The Republican right has been split by the tea party efforts and the growth in the Libertarian sector. There is no such derisiveness from the left.

You will likely see a Senate and House majority in the next few years, with a very high likelihood of another Obama Supreme court justice nomination.

Its not looking too pretty for us in the future. So, start early and fight hard.

ole farmerbuck
January 30, 2013, 02:40 PM
Here is the reply from Pat Roberts I got today

Thank you for your comments regarding the Second Amendment in the wake of the tragedy in Newtown, Connecticut. I appreciate your taking the time to share your thoughts on this important issue.

Some Members of Congress and the Executive Branch have called for additional firearm restrictions in response to the horrific tragedy and the innocent loss of life that occurred on December 14, in Newtown. In January, the President released recommendations aimed to reduce gun violence. This proposal included 23 executive actions. Also, the proposal included additional recommendations that require approval by Congress.

Soon we will have a debate in Congress over gun control. However, as a society, we must be willing to move beyond the obvious question to really take a hard look at why these senseless acts of violence continue to play out in towns across America. It’s time to have an honest discussion about the culture of violence in America and more specifically, the root cause of this and other types of violence: mental illness.

Much attention has been focused on semiautomatic assault weapons. The Semiautomatic Assault Weapons Ban, enacted in 1994, established a 10 year prohibition on the manufacture, transfer, or possession of semiautomatic firearms and the transfer of large capacity ammunition clips. The ban expired in 2004. Recently, Senator Dianne Feinstein (D-CA) introduced S. 150, a bill banning certain semiautomatic firearms and large capacity ammunition clips. This bill was referred to the Senate Judiciary Committee for further consideration.

I remain in strong support of congressional efforts to preserve our Second Amendment right to bear arms. I am opposed to actions that infringe on those rights and do not effectively reduce crime and violence. Firearm laws should only be enacted with the intent to punish criminal activity. Rather than chipping away at fundamental liberties backed by the Constitution, we should target the real problems: crime and mental health issues.

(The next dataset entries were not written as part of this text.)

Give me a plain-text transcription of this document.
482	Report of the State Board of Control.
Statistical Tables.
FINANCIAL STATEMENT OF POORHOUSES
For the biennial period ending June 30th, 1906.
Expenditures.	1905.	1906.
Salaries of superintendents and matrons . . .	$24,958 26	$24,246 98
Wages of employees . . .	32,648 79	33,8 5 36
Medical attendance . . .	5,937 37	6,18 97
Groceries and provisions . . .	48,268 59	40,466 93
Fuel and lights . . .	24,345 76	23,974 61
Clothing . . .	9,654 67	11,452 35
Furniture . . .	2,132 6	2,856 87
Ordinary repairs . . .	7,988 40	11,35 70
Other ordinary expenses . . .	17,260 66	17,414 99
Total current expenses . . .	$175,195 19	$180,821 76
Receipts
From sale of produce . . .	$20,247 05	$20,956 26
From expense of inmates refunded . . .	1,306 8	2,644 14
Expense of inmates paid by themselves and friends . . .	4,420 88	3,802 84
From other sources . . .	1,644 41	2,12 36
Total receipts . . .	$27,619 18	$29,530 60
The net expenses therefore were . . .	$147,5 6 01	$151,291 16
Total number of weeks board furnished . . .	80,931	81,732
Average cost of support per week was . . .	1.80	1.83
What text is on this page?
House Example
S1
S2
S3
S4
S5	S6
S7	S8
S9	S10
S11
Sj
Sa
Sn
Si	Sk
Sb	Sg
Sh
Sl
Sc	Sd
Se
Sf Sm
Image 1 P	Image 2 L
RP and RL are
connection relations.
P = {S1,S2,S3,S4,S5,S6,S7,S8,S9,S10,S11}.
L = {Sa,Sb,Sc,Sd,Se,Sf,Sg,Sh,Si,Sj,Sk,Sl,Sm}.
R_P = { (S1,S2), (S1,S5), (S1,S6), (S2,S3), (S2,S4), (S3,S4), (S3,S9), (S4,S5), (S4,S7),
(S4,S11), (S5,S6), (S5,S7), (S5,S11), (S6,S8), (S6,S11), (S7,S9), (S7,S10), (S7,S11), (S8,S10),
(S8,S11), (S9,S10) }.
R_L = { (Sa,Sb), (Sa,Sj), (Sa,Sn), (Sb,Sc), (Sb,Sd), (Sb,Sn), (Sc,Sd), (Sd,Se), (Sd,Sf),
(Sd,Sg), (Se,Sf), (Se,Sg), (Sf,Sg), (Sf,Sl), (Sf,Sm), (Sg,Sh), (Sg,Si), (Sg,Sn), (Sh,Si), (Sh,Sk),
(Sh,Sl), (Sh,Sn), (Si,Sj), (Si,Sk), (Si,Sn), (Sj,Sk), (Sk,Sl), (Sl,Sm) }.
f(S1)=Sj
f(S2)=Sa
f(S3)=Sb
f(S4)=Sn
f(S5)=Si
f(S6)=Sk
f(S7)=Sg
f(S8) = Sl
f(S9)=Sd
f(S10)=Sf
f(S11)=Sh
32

Again thank you for taking the time to contact me. If you would like more information on issues before the Senate, please visit my website at http://roberts.senate.gov. You may also sign up on my home page for a monthly electronic newsletter

With every best wish,

Sincerely,



Pat Roberts
PR:eh

pseudonymity
January 30, 2013, 06:50 PM
Folks in about 90% of the districts you list, would be wasting their time. Leahy, Feinstein, Schumer, Durbin, Whitehouse, Klobachar, Franken, and Coons are the red beating heart of marxist/leninism in America. They want the guns, and they are so very very close to accomplishing that sacred marxist desire, that they can taste it.

Those folks are professional subversives, you'd literally be letting them in on where you live.

Although Franken probably wants it very badly, he is up for election in 2014 mid terms, and he is definitely not spouting the rhetoric you would get from somebody like Schumer. Franken is actually pretty vulnerable, and if he gets what he really wants, it could help tip the balance in the Senate in 2014. That is a lot of risk for him and his party.